[Refactor] Unify full-graph parameter update logic (#6041)

### What this PR does / why we need it?

**Refactor: Unify full-graph parameter update logic**

This PR consolidates the scattered full-graph parameter update logic
into a unified approach, improving code architecture and eliminating
duplication.

**Key improvements:**

1. **Unified interface**
- Create `update_full_graph_params` as the single entry point for all
full-graph updates
   - Replace multiple scattered update calls with one unified function
- Remove ~50 lines of duplicated if-else logic across
`model_runner_v1.py` and `eagle_proposer.py`

2. **Better architecture**
- Move update logic to respective Backend classes
(`AscendAttentionBackend`, `AscendMLABackend`)
   - Each Backend manages its own parameter update logic internally
   - Simplify caller code to just dispatch to the appropriate Backend

3. **Cleaner parameter handling**
   - Remove unnecessary `pcp_size` and `dcp_size` parameter passing
   - Get parallel configuration directly from distributed groups
   - Consistent with how other parts of the codebase obtain these values

**Why we need it:**
- **Maintainability**: Future changes only need to be made in one place
per Backend
- **Code quality**: Follows DRY principle and Single Responsibility
Principle
- **Readability**: Cleaner, more intuitive code structure

### Does this PR introduce _any_ user-facing change?

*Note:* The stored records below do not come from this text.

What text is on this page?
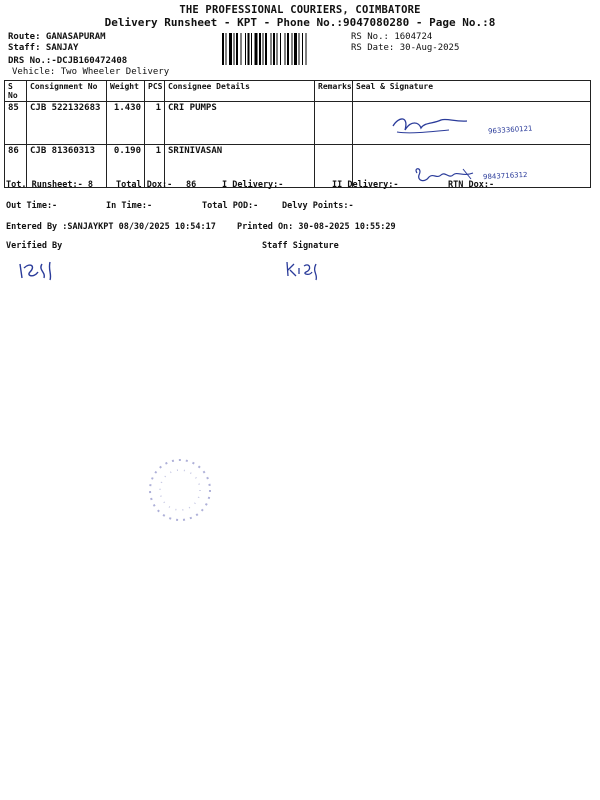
THE PROFESSIONAL COURIERS, COIMBATORE
Delivery Runsheet - KPT - Phone No.:9047080280 - Page No.:8
Route: GANASAPURAM
Staff: SANJAY
DRS No.:-DCJB160472408
Vehicle: Two Wheeler Delivery
RS No.: 1604724
RS Date: 30-Aug-2025
S No	Consignment No	Weight	PCS	Consignee Details	Remarks	Seal & Signature
85	CJB 522132683	1.430	1	CRI PUMPS		9633360121

86	CJB 81360313	0.190	1	SRINIVASAN		9843716312
Tot. Runsheet:- 8	Total Dox:- 86	I Delivery:-	II Delivery:-	RTN Dox:-
Out Time:-	In Time:-	Total POD:-	Delvy Points:-
Entered By :SANJAYKPT 08/30/2025 10:54:17 Printed On: 30-08-2025 10:55:29
Verified By	Staff Signature
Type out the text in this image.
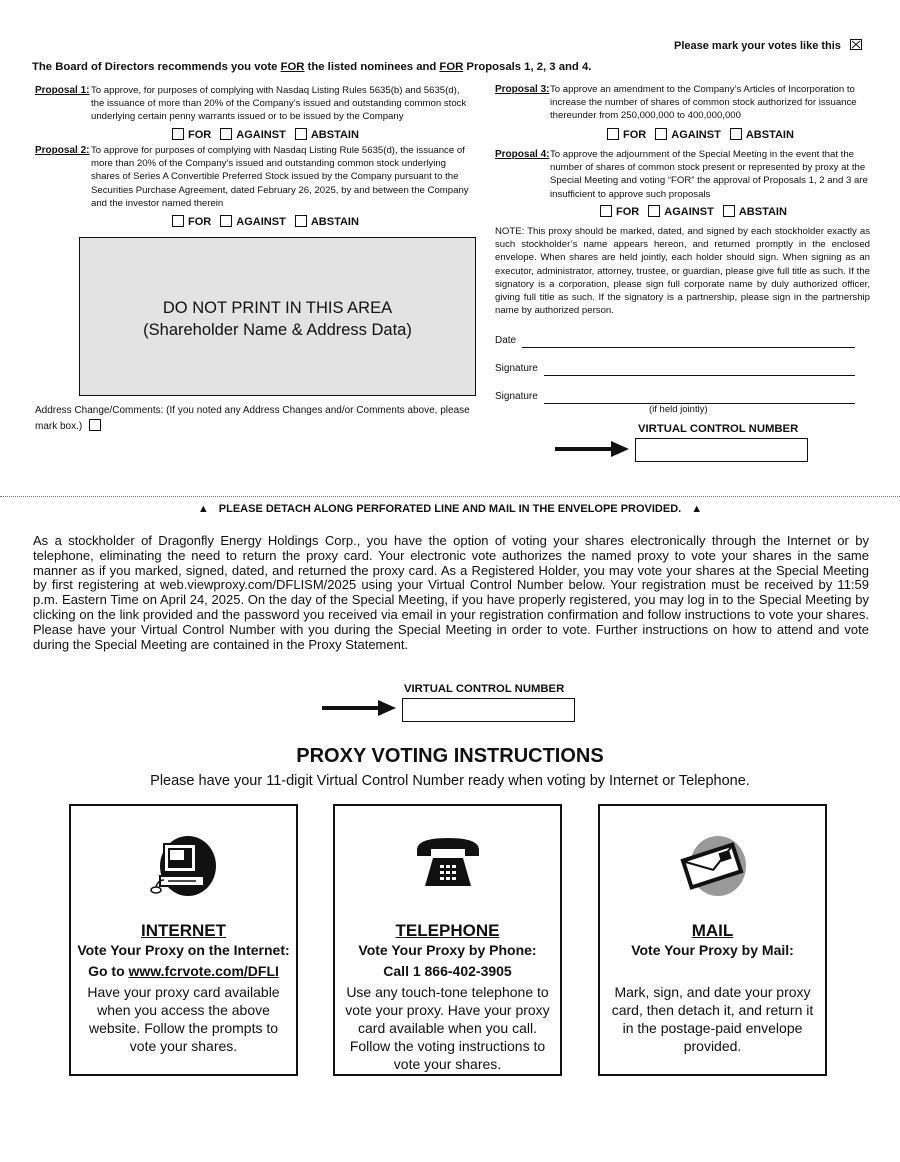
Please mark your votes like this
The Board of Directors recommends you vote FOR the listed nominees and FOR Proposals 1, 2, 3 and 4.
Proposal 1: To approve, for purposes of complying with Nasdaq Listing Rules 5635(b) and 5635(d), the issuance of more than 20% of the Company’s issued and outstanding common stock underlying certain penny warrants issued or to be issued by the Company
FOR AGAINST ABSTAIN
Proposal 2: To approve for purposes of complying with Nasdaq Listing Rule 5635(d), the issuance of more than 20% of the Company’s issued and outstanding common stock underlying shares of Series A Convertible Preferred Stock issued by the Company pursuant to the Securities Purchase Agreement, dated February 26, 2025, by and between the Company and the investor named therein
FOR AGAINST ABSTAIN
DO NOT PRINT IN THIS AREA
(Shareholder Name & Address Data)
Address Change/Comments: (If you noted any Address Changes and/or Comments above, please mark box.)
Proposal 3: To approve an amendment to the Company’s Articles of Incorporation to increase the number of shares of common stock authorized for issuance thereunder from 250,000,000 to 400,000,000
FOR AGAINST ABSTAIN
Proposal 4: To approve the adjournment of the Special Meeting in the event that the number of shares of common stock present or represented by proxy at the Special Meeting and voting “FOR” the approval of Proposals 1, 2 and 3 are insufficient to approve such proposals
FOR AGAINST ABSTAIN
NOTE: This proxy should be marked, dated, and signed by each stockholder exactly as such stockholder’s name appears hereon, and returned promptly in the enclosed envelope. When shares are held jointly, each holder should sign. When signing as an executor, administrator, attorney, trustee, or guardian, please give full title as such. If the signatory is a corporation, please sign full corporate name by duly authorized officer, giving full title as such. If the signatory is a partnership, please sign in the partnership name by authorized person.
Date
Signature
Signature
(if held jointly)
VIRTUAL CONTROL NUMBER
▲ PLEASE DETACH ALONG PERFORATED LINE AND MAIL IN THE ENVELOPE PROVIDED. ▲
As a stockholder of Dragonfly Energy Holdings Corp., you have the option of voting your shares electronically through the Internet or by telephone, eliminating the need to return the proxy card. Your electronic vote authorizes the named proxy to vote your shares in the same manner as if you marked, signed, dated, and returned the proxy card. As a Registered Holder, you may vote your shares at the Special Meeting by first registering at web.viewproxy.com/DFLISM/2025 using your Virtual Control Number below. Your registration must be received by 11:59 p.m. Eastern Time on April 24, 2025. On the day of the Special Meeting, if you have properly registered, you may log in to the Special Meeting by clicking on the link provided and the password you received via email in your registration confirmation and follow instructions to vote your shares. Please have your Virtual Control Number with you during the Special Meeting in order to vote. Further instructions on how to attend and vote during the Special Meeting are contained in the Proxy Statement.
VIRTUAL CONTROL NUMBER
PROXY VOTING INSTRUCTIONS
Please have your 11-digit Virtual Control Number ready when voting by Internet or Telephone.
INTERNET
Vote Your Proxy on the Internet:
Go to www.fcrvote.com/DFLI
Have your proxy card available when you access the above website. Follow the prompts to vote your shares.
TELEPHONE
Vote Your Proxy by Phone:
Call 1 866-402-3905
Use any touch-tone telephone to vote your proxy. Have your proxy card available when you call. Follow the voting instructions to vote your shares.
MAIL
Vote Your Proxy by Mail:
Mark, sign, and date your proxy card, then detach it, and return it in the postage-paid envelope provided.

**No.** This is a pure refactoring with no functional changes - same
behavior, cleaner code.

### How was this patch tested?

- All existing unit tests pass with updated mocks
- No new tests needed (pure refactoring, no behavior changes)
- CI validates correctness

---

- vLLM version: v0.13.0

Signed-off-by: lico67373 <918688502@qq.com>
Co-authored-by: drslark <slarksblood@qq.com>
Co-authored-by: weijinqian0 <1184188277@qq.com>
This commit is contained in:
LICO67373
2026-01-24 20:12:57 +08:00
committed by GitHub
parent 8129c429ef
commit 8966a99710
10 changed files with 420 additions and 415 deletions

View File

@@ -276,6 +276,79 @@ class AscendAttentionCPImpl(AscendAttentionBackendImpl):
self.dcp_rank = get_decode_context_model_parallel_rank() if self.dcp_size > 1 else 0
self.dcp_group = get_dcp_group().device_group if self.dcp_size > 1 else None
@staticmethod
def update_graph_params(
update_stream,
forward_context,
num_tokens,
vllm_config,
speculative_config=None,
num_dcp_pcp_tokens=None,
):
graph_params = get_graph_params()
# FIXME: Behold! We are using a temporary hack here to update the args
# for each layer's attention op in the graph.
with torch.npu.stream(update_stream):
for key, param, handle, event in zip(
forward_context.attn_metadata,
graph_params.attn_params[num_tokens],
graph_params.handles[num_tokens],
graph_params.events[num_tokens],
):
(
q_nope,
k_nope,
value,
num_heads,
num_kv_heads,
scale,
block_table,
block_size,
actual_seq_lengths_kv,
actual_seq_lengths_q,
attn_output,
softmax_lse,
dcp_size,
pcp_rank,
dcp_rank,
) = param
attn_metadata = forward_context.attn_metadata[key]
actual_seq_lengths_kv = attn_metadata.decode_meta.num_computed_tokens_of_pcp_dcp[:, pcp_rank, dcp_rank]
pad_length = num_tokens - len(actual_seq_lengths_kv)
if pad_length > 0:
pad_tensor = np.zeros(pad_length, dtype=actual_seq_lengths_kv.dtype)
actual_seq_lengths_kv = np.concatenate([actual_seq_lengths_kv, pad_tensor])
actual_seq_lengths_q = attn_metadata.actual_seq_lengths_q
if dcp_size > 1:
num_heads = num_heads * dcp_size
torch.npu.graph_task_update_begin(update_stream, handle)
torch_npu.npu_fused_infer_attention_score.out(
q_nope,
k_nope,
value,
num_heads=num_heads,
num_key_value_heads=num_kv_heads,
input_layout="TND",
atten_mask=None,
scale=scale,
antiquant_mode=0,
antiquant_scale=None,
softmax_lse_flag=True,
block_table=block_table,
block_size=block_size,
actual_seq_lengths_kv=actual_seq_lengths_kv,
actual_seq_lengths=actual_seq_lengths_q,
workspace=graph_params.workspaces.get(num_tokens),
out=[attn_output, softmax_lse],
)
torch.npu.graph_task_update_end(update_stream)
event.record(update_stream)
def _attention_with_nomask_and_mask(
self,
q: torch.Tensor,